Josh Kaul's character, or lack thereof will decide fate of innocents


Madison, Wisconsin — The truth shall make you free is an article of faith for the wrongfully convicted.

In the Wisconsin criminal case featured in Making a Murderer, an obvious case of small-town injustice is kept shielded from a new trial, lest the duplicity, corruption and misconduct defining the Manitowoc County District Attorney and Sheriff's Dept become more of a spectacle.

Still, 2019 will be a year to remember in Wisconsin legal history. Forget procedure and the rule of law. One man will decide whether the innocent live free, or die behind bars.

Not Sheboygan County Circuit Judge Angela Sutkiewicz presiding over Steven Avery's post-conviction litigation. She will likely be bounced off the case. A bureaucrat and politician has to have her priorities.

There is a new attorney general and governor in Wisconsin.

The election of Attorney General Josh Kaul (D) and Gov. Tony Evers (D) are generally presented as good news for post-conviction relief of innocents in Wisconsin.

But Gov. Evers is an empty suit on criminal justice reform and civil liberties, as Evers is on most public policy.

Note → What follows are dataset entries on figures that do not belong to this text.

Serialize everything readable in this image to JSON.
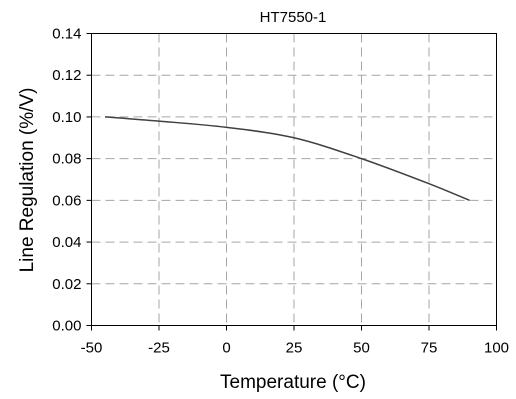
{
  "chart_data": {
    "type": "line",
    "title": "HT7550-1",
    "xlabel": "Temperature (°C)",
    "ylabel": "Line Regulation (%/V)",
    "xlim": [
      -50,
      100
    ],
    "ylim": [
      0,
      0.14
    ],
    "x_ticks": [
      -50,
      -25,
      0,
      25,
      50,
      75,
      100
    ],
    "y_ticks": [
      0.0,
      0.02,
      0.04,
      0.06,
      0.08,
      0.1,
      0.12,
      0.14
    ],
    "x_tick_labels": [
      "-50",
      "-25",
      "0",
      "25",
      "50",
      "75",
      "100"
    ],
    "y_tick_labels": [
      "0.00",
      "0.02",
      "0.04",
      "0.06",
      "0.08",
      "0.10",
      "0.12",
      "0.14"
    ],
    "grid": true,
    "series": [
      {
        "color": "#404040",
        "x": [
          -45,
          -25,
          0,
          25,
          50,
          75,
          90
        ],
        "y": [
          0.1,
          0.098,
          0.095,
          0.09,
          0.08,
          0.068,
          0.06
        ]
      }
    ]
  }
}
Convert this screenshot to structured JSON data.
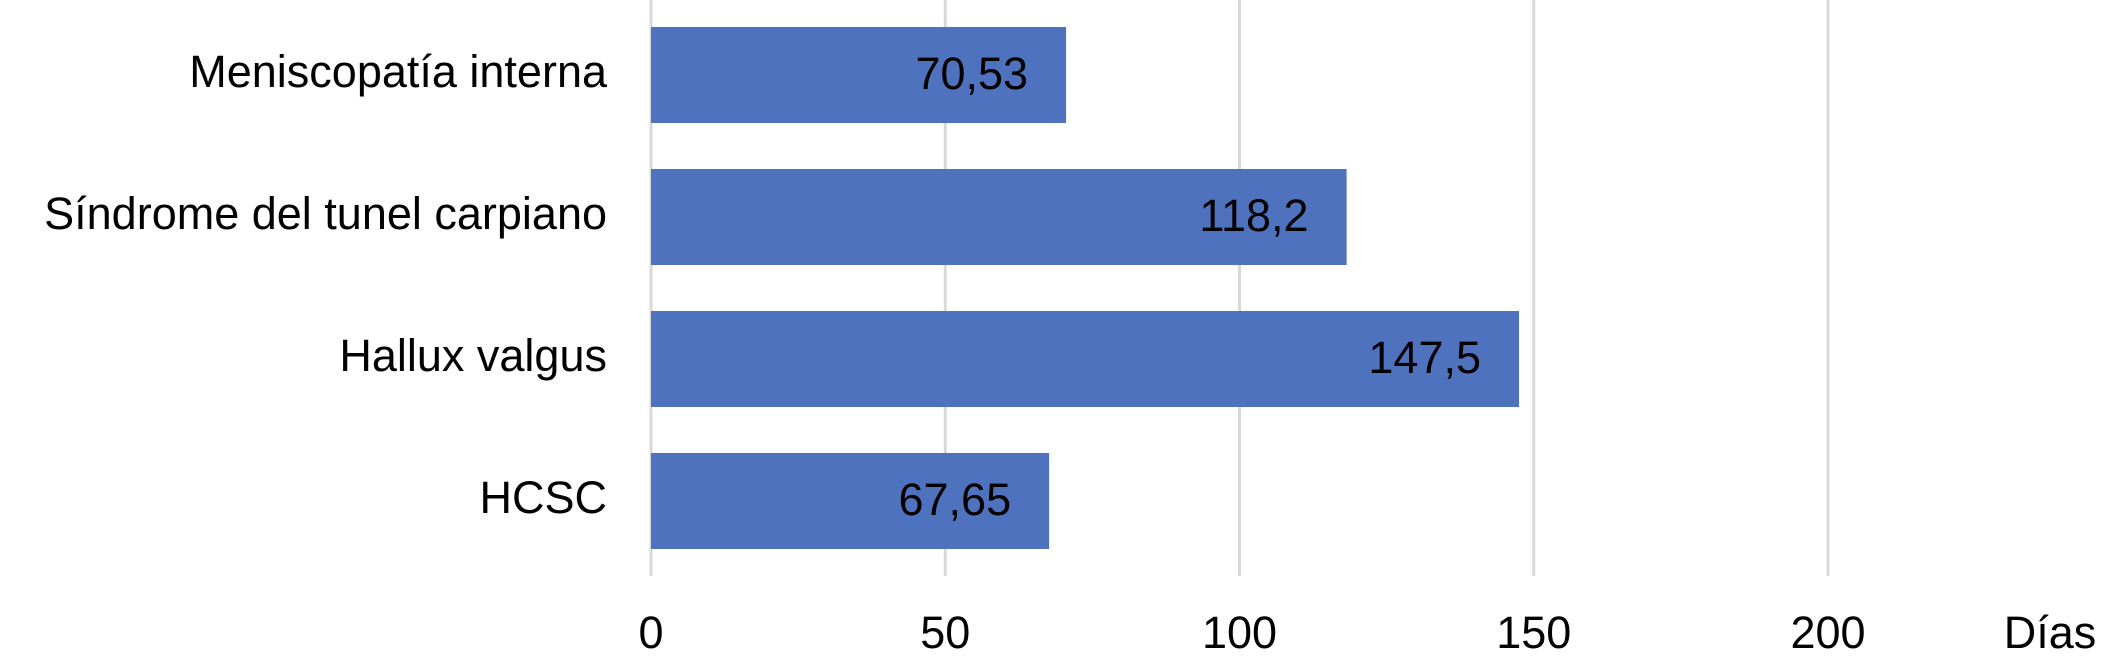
{
  "chart_data": {
    "type": "bar",
    "orientation": "horizontal",
    "categories": [
      "Meniscopatía interna",
      "Síndrome del tunel carpiano",
      "Hallux valgus",
      "HCSC"
    ],
    "values": [
      70.53,
      118.2,
      147.5,
      67.65
    ],
    "value_labels": [
      "70,53",
      "118,2",
      "147,5",
      "67,65"
    ],
    "color": "#4e72bd",
    "x_label": "Días",
    "xlim": [
      0,
      200
    ],
    "xticks": [
      0,
      50,
      100,
      150,
      200
    ],
    "grid": true
  }
}
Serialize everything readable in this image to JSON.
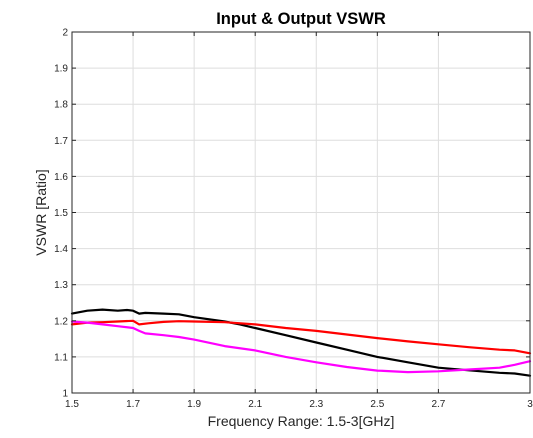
{
  "chart_data": {
    "type": "line",
    "title": "Input & Output VSWR",
    "xlabel": "Frequency Range: 1.5-3[GHz]",
    "ylabel": "VSWR [Ratio]",
    "xlim": [
      1.5,
      3
    ],
    "ylim": [
      1,
      2
    ],
    "xticks": [
      "1.5",
      "1.7",
      "1.9",
      "2.1",
      "2.3",
      "2.5",
      "2.7",
      "3"
    ],
    "xtick_values": [
      1.5,
      1.7,
      1.9,
      2.1,
      2.3,
      2.5,
      2.7,
      3
    ],
    "yticks": [
      "1",
      "1.1",
      "1.2",
      "1.3",
      "1.4",
      "1.5",
      "1.6",
      "1.7",
      "1.8",
      "1.9",
      "2"
    ],
    "ytick_values": [
      1,
      1.1,
      1.2,
      1.3,
      1.4,
      1.5,
      1.6,
      1.7,
      1.8,
      1.9,
      2
    ],
    "grid": true,
    "series": [
      {
        "color": "#000000",
        "x": [
          1.5,
          1.55,
          1.6,
          1.65,
          1.68,
          1.7,
          1.72,
          1.74,
          1.8,
          1.85,
          1.9,
          2.0,
          2.05,
          2.1,
          2.2,
          2.3,
          2.4,
          2.5,
          2.6,
          2.7,
          2.8,
          2.9,
          2.95,
          3.0
        ],
        "y": [
          1.22,
          1.228,
          1.231,
          1.228,
          1.23,
          1.228,
          1.22,
          1.222,
          1.22,
          1.218,
          1.21,
          1.198,
          1.19,
          1.18,
          1.16,
          1.14,
          1.12,
          1.1,
          1.085,
          1.07,
          1.063,
          1.056,
          1.054,
          1.048
        ]
      },
      {
        "color": "#ff0000",
        "x": [
          1.5,
          1.55,
          1.6,
          1.65,
          1.7,
          1.72,
          1.75,
          1.8,
          1.85,
          1.9,
          2.0,
          2.1,
          2.2,
          2.3,
          2.4,
          2.5,
          2.6,
          2.7,
          2.8,
          2.9,
          2.95,
          3.0
        ],
        "y": [
          1.19,
          1.195,
          1.196,
          1.198,
          1.2,
          1.19,
          1.193,
          1.197,
          1.199,
          1.198,
          1.196,
          1.19,
          1.18,
          1.172,
          1.162,
          1.152,
          1.143,
          1.135,
          1.127,
          1.12,
          1.118,
          1.11
        ]
      },
      {
        "color": "#ff00ff",
        "x": [
          1.5,
          1.55,
          1.6,
          1.65,
          1.7,
          1.72,
          1.74,
          1.8,
          1.85,
          1.9,
          2.0,
          2.1,
          2.2,
          2.3,
          2.4,
          2.5,
          2.6,
          2.7,
          2.8,
          2.9,
          2.95,
          3.0
        ],
        "y": [
          1.198,
          1.195,
          1.19,
          1.185,
          1.18,
          1.172,
          1.165,
          1.16,
          1.155,
          1.148,
          1.13,
          1.118,
          1.1,
          1.085,
          1.072,
          1.062,
          1.058,
          1.06,
          1.065,
          1.07,
          1.078,
          1.088
        ]
      }
    ]
  }
}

But Attorney General Josh Kaul appears equipped to restore the good name of the Wisconsin Dept of Justice that functioned as an adjunct of the Republican Party for the last 12 years.

Kaul had lifelong exposure to what Wisconsin police and prosecutors are capable of, before serving in the United States Attorney's Office for the District of Maryland.

Kaul did not of course campaign on the rights of the accused, post-conviction relief, challenging police misconduct or the importance of liberty in American society.

The mob that is the electorate does not comprehend such matters deriving from Constitutional niceties, though this condition may be improving.

Josh Kaul, Fond du Lac-Oshkosh boy made good, will likely not become another Roberts Jackson.

But supporters of the wrongfully convicted Steven Avery and Brendan Dassey look to Kaul with modest hopes: To work with Avery's post-conviction attorney, Kathleen Zellner, and good-faith adherence to post-conviction procedure and transparency.

In so many words, simple decency, ethics and the light of day, a professional climate that cannot sustain these wrongful convictions anymore.

Carole Davis, a supporter of the wrongfully convicted, asks of Josh Kaul in part, "are you an honest man."
I don't know the answer to Davis' question. I do know conviction, imprisoning and defending the indefeasible is standard fare of too many jurists who out of convenience and career destroy the lives of those whom they know to be innocent. Penny Brummer is another living example.

Josh Kaul is on political probation with this Wisconsin citizen. I have seen too much to be surprised by anything Kaul may do vis s vis Avery and Dassey.

Surveying social media the last several months, lay supporters of the innocents appear scared, knowing that a dedicated attorney general who would act from malice and other base motives is among the most dangerous people this republic can produce.

But who would have thought that an obscure Netflix docu-series could so move millions so that a provincial and corrupt county in east-central Wisconsin becomes the focus of demands for simple justice?

Social currents, ripples of creation and good deed, nourished by light can conspire to make one person ensure that Avery and Dassey go free.

Who is Josh Kaul?

Less than a drop in the great, blue motion of the sunlit sea, a drop who may yet sparkle through history and the lives of innocents.